2. Access to Experiences

Today scale is mostly limited to access to content. The pedagogy is still didactic, where the isolated learner consumes content and attempts to commit it to long term memory. It’s time we moved towards an active and reflective pedagogy, where there are more opportunities to learn by doing, experimenting and collaborating.
How can we enable learners to contribute to the learning content, bring in their personal experiences and enable hands-on learning? Initiatives like cMOOCs where learners make use of social media experiences are small steps in this direction.

Education technologists should have one core commitment- to make the learner the biggest winner in this digital transformation


3. Immersion
Immersive learning in education technology is about creating an impression of participating in a realistic experience. Simulations and games were early forms of immersive learning which is now moving into the territory of virtual reality. Wearing a virtual reality headset, the learner can immerse himself or herself in the Paleolithic age or in a distant planet. This is the closest that we have got to experience the real world through technology. However, the use of VR in teaching and learning is still underexplored. The question pursued by learning technologists is about how VR can be utilized to provide students ‘direct experience’ of multiple perspectives and contexts, and how students can interact with that world, gather data and formulate inferences.

4. Connectedness

Connected learning is about enabling communication and a web of relationships in the pursuit of learning. Children from upper income and middle income families with access to smart devices are already communicating with each other and the world through Instagram, WhatsApp and Facebook. How can we tap into these collaborative tools to enable learning and teaching to occur in a connected manner, even outside of the classroom?A carefully thought out collaborative project that could link students with the local community as well as professionals to identify infrastructural issues and design possible solutions is one example. However, the tasks built around a networked collaborative learning environment should be closer to students’ lives and not built around drab textual content.

5. Personalization

Traditional education technology is rooted in architecture of uniformity. Animations and videos projected on a whiteboard and transmitted to all the students in a class are not much different from traditional lectures.
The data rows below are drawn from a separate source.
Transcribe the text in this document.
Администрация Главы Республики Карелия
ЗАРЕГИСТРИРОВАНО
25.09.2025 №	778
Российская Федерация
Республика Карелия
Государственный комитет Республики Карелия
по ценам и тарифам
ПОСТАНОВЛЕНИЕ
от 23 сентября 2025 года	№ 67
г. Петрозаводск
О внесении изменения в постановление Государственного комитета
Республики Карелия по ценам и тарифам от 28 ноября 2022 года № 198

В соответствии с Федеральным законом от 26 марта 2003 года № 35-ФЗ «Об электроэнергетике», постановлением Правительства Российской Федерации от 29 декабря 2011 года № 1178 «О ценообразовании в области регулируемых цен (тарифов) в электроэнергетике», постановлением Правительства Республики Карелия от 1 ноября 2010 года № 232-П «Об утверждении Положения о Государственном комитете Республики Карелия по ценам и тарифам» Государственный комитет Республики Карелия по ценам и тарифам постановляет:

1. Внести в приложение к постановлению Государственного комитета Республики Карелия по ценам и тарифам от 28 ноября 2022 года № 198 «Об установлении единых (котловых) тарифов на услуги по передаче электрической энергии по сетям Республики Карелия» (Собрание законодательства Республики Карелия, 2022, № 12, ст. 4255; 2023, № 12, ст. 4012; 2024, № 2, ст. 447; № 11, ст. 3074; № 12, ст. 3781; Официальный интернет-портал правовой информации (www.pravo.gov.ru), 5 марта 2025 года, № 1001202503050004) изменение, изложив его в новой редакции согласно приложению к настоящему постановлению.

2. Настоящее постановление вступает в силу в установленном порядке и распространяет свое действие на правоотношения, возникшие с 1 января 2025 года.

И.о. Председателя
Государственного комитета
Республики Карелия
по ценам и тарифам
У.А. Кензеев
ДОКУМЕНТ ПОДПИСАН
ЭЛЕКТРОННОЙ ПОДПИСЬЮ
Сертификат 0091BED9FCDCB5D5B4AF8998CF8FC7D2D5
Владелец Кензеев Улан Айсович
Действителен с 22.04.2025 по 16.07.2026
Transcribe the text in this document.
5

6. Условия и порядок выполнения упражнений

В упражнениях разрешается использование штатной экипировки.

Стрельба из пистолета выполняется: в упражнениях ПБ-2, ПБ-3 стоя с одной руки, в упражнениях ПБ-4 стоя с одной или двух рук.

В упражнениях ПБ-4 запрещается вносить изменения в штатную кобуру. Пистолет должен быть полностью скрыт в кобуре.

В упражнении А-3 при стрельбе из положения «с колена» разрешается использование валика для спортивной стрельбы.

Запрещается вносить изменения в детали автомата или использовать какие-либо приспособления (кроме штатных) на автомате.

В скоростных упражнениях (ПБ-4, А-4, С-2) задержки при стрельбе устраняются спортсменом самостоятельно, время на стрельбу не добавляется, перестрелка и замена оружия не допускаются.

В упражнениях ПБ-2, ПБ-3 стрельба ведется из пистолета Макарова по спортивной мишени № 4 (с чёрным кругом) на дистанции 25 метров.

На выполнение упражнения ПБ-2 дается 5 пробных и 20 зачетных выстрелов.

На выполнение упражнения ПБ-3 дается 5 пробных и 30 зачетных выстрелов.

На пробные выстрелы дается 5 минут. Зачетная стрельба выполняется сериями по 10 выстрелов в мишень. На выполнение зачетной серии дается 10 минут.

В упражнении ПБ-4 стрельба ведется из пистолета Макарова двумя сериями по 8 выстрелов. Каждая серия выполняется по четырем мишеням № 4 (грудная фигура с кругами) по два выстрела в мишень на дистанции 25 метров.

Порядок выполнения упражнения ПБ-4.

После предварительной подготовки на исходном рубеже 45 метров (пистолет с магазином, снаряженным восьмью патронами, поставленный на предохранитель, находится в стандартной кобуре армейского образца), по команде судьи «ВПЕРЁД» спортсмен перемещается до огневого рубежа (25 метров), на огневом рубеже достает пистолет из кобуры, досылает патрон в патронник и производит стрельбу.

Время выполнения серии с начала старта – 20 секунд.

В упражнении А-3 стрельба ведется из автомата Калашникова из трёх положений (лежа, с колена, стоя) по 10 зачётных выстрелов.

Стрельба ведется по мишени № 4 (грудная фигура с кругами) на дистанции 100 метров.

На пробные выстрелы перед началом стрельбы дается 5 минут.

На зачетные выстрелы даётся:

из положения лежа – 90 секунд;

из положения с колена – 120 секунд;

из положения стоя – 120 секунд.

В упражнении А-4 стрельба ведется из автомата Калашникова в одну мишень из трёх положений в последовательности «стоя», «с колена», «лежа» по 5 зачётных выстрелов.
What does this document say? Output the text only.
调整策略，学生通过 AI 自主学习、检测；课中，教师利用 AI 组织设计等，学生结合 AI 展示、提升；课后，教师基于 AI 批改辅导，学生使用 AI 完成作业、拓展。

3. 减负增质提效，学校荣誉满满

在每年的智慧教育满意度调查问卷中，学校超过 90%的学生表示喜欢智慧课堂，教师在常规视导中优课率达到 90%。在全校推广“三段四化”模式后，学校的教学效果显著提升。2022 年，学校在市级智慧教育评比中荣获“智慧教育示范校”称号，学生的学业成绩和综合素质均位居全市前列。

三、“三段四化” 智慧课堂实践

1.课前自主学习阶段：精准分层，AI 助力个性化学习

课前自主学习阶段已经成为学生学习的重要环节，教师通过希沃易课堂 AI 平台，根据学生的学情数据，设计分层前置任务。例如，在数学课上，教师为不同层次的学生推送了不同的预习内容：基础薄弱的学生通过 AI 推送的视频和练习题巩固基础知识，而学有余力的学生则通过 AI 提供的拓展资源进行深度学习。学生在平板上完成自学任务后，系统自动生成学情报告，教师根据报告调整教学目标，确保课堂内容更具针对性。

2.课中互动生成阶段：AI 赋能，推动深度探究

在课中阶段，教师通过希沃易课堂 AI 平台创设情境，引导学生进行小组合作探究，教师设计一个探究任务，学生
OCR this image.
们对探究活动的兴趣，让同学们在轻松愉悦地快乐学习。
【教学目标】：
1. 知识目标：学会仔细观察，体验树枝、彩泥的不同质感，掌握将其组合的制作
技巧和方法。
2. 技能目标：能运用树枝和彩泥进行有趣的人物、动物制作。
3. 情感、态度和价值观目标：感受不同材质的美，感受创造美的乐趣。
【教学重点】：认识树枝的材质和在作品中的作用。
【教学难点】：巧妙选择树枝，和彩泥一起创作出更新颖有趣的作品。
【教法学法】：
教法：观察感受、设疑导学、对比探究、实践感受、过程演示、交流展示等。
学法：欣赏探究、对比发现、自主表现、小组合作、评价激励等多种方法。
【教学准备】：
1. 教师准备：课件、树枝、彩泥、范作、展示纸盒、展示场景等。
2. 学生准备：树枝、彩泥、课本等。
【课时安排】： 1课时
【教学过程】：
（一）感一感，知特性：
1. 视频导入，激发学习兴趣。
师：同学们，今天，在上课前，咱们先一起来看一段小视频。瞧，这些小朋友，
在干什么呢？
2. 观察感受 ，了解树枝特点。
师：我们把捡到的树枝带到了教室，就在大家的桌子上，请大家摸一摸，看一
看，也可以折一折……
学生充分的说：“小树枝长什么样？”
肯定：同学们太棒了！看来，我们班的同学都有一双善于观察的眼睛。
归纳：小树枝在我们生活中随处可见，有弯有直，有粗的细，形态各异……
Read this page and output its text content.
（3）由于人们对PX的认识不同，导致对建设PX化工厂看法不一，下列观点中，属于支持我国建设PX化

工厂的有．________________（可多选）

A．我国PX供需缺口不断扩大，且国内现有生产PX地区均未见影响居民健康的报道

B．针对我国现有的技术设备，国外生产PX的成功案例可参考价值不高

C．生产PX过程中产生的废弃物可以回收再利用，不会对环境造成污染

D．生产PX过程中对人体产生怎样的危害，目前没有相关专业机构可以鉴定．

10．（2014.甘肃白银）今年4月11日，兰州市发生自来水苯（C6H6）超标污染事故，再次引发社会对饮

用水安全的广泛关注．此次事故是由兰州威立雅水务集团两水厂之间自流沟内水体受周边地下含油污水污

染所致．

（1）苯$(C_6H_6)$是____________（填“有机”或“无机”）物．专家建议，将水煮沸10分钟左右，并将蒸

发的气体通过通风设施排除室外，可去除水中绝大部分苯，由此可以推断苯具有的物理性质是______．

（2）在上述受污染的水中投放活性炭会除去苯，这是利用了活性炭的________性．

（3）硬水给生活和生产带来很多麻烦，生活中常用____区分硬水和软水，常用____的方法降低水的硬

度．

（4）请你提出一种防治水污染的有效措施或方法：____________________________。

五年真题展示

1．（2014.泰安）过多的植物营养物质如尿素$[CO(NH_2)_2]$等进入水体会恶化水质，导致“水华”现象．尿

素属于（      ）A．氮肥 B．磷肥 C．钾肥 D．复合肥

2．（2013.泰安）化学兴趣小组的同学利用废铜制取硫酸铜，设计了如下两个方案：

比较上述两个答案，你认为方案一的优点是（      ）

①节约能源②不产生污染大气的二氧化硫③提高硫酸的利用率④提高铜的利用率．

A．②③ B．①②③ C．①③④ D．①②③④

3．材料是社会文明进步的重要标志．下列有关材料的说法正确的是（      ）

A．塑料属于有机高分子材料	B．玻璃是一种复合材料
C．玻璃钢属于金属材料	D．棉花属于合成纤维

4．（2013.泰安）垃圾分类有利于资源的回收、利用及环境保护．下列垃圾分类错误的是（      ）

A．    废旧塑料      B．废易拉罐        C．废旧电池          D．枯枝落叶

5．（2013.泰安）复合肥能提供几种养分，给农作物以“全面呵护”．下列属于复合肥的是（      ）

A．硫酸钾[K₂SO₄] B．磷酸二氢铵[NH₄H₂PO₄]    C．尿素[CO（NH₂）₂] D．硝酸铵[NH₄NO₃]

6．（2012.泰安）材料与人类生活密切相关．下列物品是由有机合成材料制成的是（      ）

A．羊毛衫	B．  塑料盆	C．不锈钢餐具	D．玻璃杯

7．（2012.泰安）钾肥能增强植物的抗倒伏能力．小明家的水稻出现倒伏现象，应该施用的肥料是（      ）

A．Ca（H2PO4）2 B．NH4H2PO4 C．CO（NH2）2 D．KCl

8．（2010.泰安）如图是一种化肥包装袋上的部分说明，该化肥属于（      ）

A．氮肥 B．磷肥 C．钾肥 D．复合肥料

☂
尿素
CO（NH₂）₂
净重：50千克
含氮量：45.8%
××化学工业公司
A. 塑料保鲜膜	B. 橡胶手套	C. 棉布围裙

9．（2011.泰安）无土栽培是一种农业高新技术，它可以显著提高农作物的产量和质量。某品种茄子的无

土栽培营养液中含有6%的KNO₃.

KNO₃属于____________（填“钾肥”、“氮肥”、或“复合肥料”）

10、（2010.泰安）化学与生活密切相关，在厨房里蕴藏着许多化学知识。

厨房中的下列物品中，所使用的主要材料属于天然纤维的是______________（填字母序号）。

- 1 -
In differentiated instruction, all the students are not required to do the same tasks at the same time. You see this many times in creatively run pre-primary classes where children do multiple things: some playing with toys, some with crayons and some with blocks. However, as children move on to higher classes, standardization sets in. With big data and analytics, today it is possible to provide personalized instruction based on student understanding and preferences. It is easier to imagine personalized learning in a self-learning mode, but its possibilities in classrooms cannot be ruled out.

6.Teacher Support

Several tasks that teachers do can easily be automated by technology, leaving them to focus on what is most important to their profession: that is, teaching. Creating timetables and academic plans, taking attendance, correcting standardized assessments (still a necessary evil), and making question papers – these are all things that can be taken care of by technology. So, can technology simplify repetitive tasks in the classroom like solving equations step by step, using mind maps to link concepts, or drawing diagrams? Smart mobile apps provide easy access to exclusive online teacher groups, the best of lesson plans, and great videos that they could even share with their students.In many schools that have adopted digital practices, technology still seems to be in the foreground. Ideally, it should recede to the background and become a nimble tool in the hands of the teacher. That’s when you know that technology is no more an alien thingin the classroom.

To sum up, technologists should closely examine the classroom practices of our best teachers, the work of educationists and the history of educational reforms that have worked as well as failed.How can technology amplify evidence-based educational practices and transform the possibilities of learning?